Non si può scambiare una parola con nessuno, oggi, senza finire a parlare della “Crisi”. Scritto proprio così, con la maiuscola. I consumi calano, la Generazione Z preferisce i mocktail al calice e le minacce di dazi dagli Stati Uniti creano quella che i nostri nonni chiamerebbero “agitazione”. Eppure, questa volta la sensazione è diversa: non è solo il vino a tremare, è tutto il mondo intorno. Robert Camuto, nella sua rubrica Italy Matters, fotografa un momento storico che ricorda la fine degli anni Settanta, ma senza la valvola di sfogo del punk rock: un’epoca in cui l’economia morde, l’intelligenza artificiale minaccia i posti di lavoro e la geopolitica ridisegna le mappe in modi incomprensibili.
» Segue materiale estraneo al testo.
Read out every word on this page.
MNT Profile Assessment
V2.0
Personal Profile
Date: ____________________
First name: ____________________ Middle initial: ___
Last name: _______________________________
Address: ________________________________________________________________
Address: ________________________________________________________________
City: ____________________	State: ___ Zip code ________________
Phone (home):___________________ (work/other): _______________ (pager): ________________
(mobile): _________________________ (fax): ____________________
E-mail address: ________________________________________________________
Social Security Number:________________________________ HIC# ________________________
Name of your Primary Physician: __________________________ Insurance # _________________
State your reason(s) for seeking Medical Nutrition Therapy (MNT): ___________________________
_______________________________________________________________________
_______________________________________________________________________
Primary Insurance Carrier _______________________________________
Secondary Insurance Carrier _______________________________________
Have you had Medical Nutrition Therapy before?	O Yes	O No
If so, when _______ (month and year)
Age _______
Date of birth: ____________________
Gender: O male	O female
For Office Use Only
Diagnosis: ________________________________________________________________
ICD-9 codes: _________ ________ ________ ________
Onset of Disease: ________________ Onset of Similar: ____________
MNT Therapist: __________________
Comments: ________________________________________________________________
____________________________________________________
In questo clima di smarrimento, l’industria del lusso enogastronomico appare improvvisamente stonata. Quei pranzi da 250 dollari, quegli “origami culinari” complessi e quelle carte dei vini dove un Barolo al calice costa 50 euro, non sembrano più solo costosi: sembrano fuori dalla realtà. Secondo Camuto, abbiamo raggiunto l’apice di un boom durato mezzo secolo che ha trasformato il vino da nutrimento (fisico e spirituale) a mero oggetto di acquisizione, uno status symbol per tribù definite dai tatuaggi o dal profilo demografico. Il problema è radicale: il vino dovrebbe unire le persone, non dividerle in base al portafoglio o alla competenza.
Per questo motivo, l’autore propone un nuovo contratto sociale tra produttori, ristoratori e consumatori, articolato in dieci punti essenziali per riportare il settore con i piedi per terra. Il primo passo è smettere di inseguire icone create dal nulla: il mondo è pieno di cuvée speciali autoproclamate “importanti”, ma ciò di cui abbiamo bisogno sono vini solidi e onesti. Un “buon vino”, secondo Camuto, è quello che rispetta l’ambiente e i lavoratori, che sa di uva fermentata e non di legno eccessivo, e che non nasconde difetti come la volatile o i Brettanomyces dietro la scusa della “naturalità”.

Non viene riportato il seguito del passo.